JAKARTA, RADIANTVOICE.ID – Menteri Hak Asasi Manusia (HAM) Natalius Pigai menyinggung kembali wacana lama yang pernah dicetuskan DPR RI: pembangunan Alun-Alun Demokrasi di dalam kompleks parlemen. Menurutnya, ide menghadirkan ruang demonstrasi di halaman DPR bukan hal baru, melainkan gagasan yang dulu sempat digaungkan namun tak pernah terealisasi.
“Dulu DPR pernah menuliskannya dalam Rencana Strategis 2015-2019, bahkan sempat diresmikan secara simbolis. Tapi hingga kini, ruang itu tak pernah benar-benar ada,” kata Pigai, Minggu (14/9).
Pigai menyebut kegagalan DPR kala itu membuat aspirasi rakyat kembali terjebak di jalanan, menimbulkan kemacetan, dan rentan benturan dengan aparat.
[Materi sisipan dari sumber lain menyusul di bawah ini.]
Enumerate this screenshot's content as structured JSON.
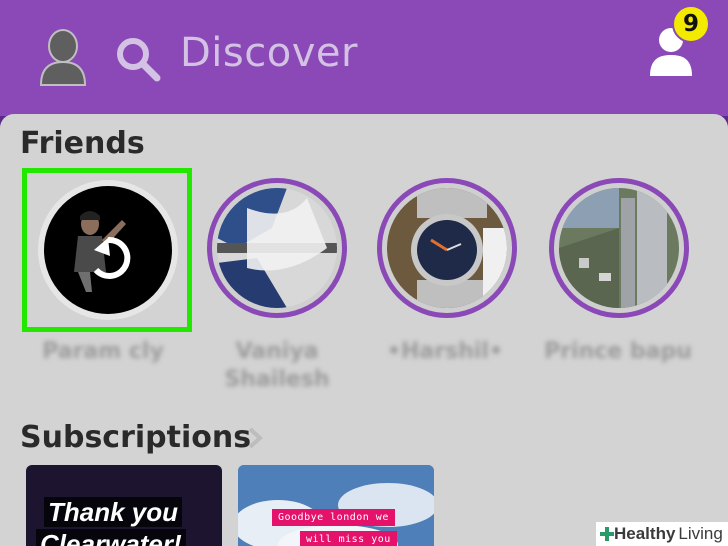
{
  "header": {
    "title": "Discover",
    "notification_count": "9",
    "icons": [
      "user-silhouette-icon",
      "search-icon",
      "add-friend-icon"
    ]
  },
  "friends": {
    "section_title": "Friends",
    "items": [
      {
        "name": "Param cly",
        "state": "viewed-replay",
        "selected": true
      },
      {
        "name": "Vaniya Shailesh",
        "state": "unviewed"
      },
      {
        "name": "•Harshil•",
        "state": "unviewed"
      },
      {
        "name": "Prince bapu",
        "state": "unviewed"
      }
    ]
  },
  "subscriptions": {
    "section_title": "Subscriptions",
    "cards": [
      {
        "caption_line1": "Thank you",
        "caption_line2": "Clearwater!"
      },
      {
        "caption_line1": "Goodbye london we",
        "caption_line2": "will miss you"
      }
    ]
  },
  "watermark": {
    "word1": "Healthy",
    "word2": "Living"
  },
  "colors": {
    "header": "#8a49b6",
    "story_ring": "#8a49b6",
    "highlight": "#22e800",
    "badge": "#f2ea00",
    "content_bg": "#d3d3d3"
  }
}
Padahal, jika proyek tersebut diteruskan, Indonesia bisa memiliki simbol demokrasi permanen seperti halnya negara-negara lain.
Dalam dokumen strategis DPR periode 2015-2019, Alun-Alun Demokrasi direncanakan dibangun di sisi kiri kompleks parlemen, menampung hingga 10 ribu massa dengan fasilitas lengkap: panggung orasi, pengeras suara, hingga jalur evakuasi. Namun, setelah peresmian simbolis pada 21 Mei 2015, proyek itu mandek tanpa kejelasan.
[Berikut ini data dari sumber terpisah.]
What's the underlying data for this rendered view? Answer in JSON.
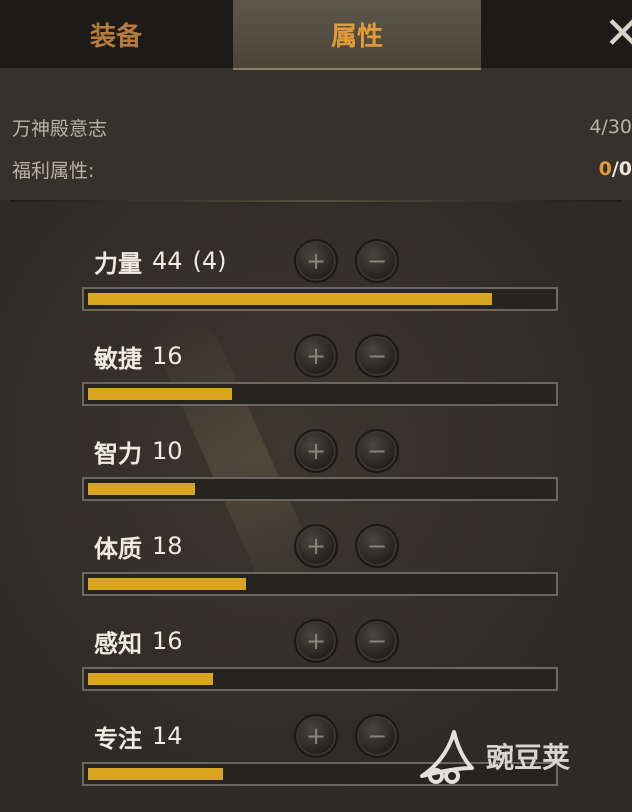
{
  "tabs": [
    {
      "label": "装备",
      "active": false
    },
    {
      "label": "属性",
      "active": true
    }
  ],
  "close_icon": "close-icon",
  "info": {
    "will_label": "万神殿意志",
    "will_value": "4/30",
    "bonus_label": "福利属性:",
    "bonus_current": "0",
    "bonus_sep": "/",
    "bonus_max": "0"
  },
  "stats": [
    {
      "name": "力量",
      "value": "44",
      "bonus": "(4)",
      "fill_fraction": 0.87
    },
    {
      "name": "敏捷",
      "value": "16",
      "bonus": "",
      "fill_fraction": 0.31
    },
    {
      "name": "智力",
      "value": "10",
      "bonus": "",
      "fill_fraction": 0.23
    },
    {
      "name": "体质",
      "value": "18",
      "bonus": "",
      "fill_fraction": 0.34
    },
    {
      "name": "感知",
      "value": "16",
      "bonus": "",
      "fill_fraction": 0.27
    },
    {
      "name": "专注",
      "value": "14",
      "bonus": "",
      "fill_fraction": 0.29
    }
  ],
  "buttons": {
    "plus": "+",
    "minus": "−"
  },
  "watermark": {
    "text": "豌豆荚"
  },
  "colors": {
    "bar_fill": "#dba61f",
    "active_tab": "#e39b3a",
    "inactive_tab": "#b47a3e"
  }
}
Upaya serupa juga pernah dicoba Pemprov DKI Jakarta pada 2016 lewat pembangunan Taman Aspirasi di Monas. Akan tetapi, ruang itu lebih berfungsi sebagai taman simbolik ketimbang wadah resmi unjuk rasa.
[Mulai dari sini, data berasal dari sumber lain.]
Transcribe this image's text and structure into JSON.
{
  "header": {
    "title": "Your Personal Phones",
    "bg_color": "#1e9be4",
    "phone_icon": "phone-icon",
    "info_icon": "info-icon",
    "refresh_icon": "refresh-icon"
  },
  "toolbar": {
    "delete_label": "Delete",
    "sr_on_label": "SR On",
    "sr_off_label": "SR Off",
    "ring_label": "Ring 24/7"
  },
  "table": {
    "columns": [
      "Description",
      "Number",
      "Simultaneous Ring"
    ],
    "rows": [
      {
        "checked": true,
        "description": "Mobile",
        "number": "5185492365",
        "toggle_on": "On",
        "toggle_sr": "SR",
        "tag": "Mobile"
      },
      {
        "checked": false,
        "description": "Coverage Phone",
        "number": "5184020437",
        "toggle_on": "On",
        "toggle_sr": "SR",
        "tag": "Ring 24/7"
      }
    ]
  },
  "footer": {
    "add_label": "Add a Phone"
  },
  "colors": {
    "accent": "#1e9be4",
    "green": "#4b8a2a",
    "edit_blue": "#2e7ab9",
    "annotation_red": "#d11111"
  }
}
Kini, Pigai menilai momentum politik sedang tepat untuk menghidupkan kembali wacana tersebut. Ia merujuk pada sikap Presiden Prabowo Subianto yang menegaskan komitmen pemerintah menjamin kebebasan berpendapat sesuai UUD 1945 dan konvensi internasional.
“Kita punya kesempatan kedua untuk memastikan ruang demokrasi benar-benar hadir, bukan sekadar rencana yang menguap,” tegas Pigai.
Jika gagasan ini direalisasikan, DPR bukan hanya sekadar lembaga legislasi, tetapi juga rumah aspirasi rakyat yang nyata menghadirkan ruang demokrasi di jantung parlemen (RED).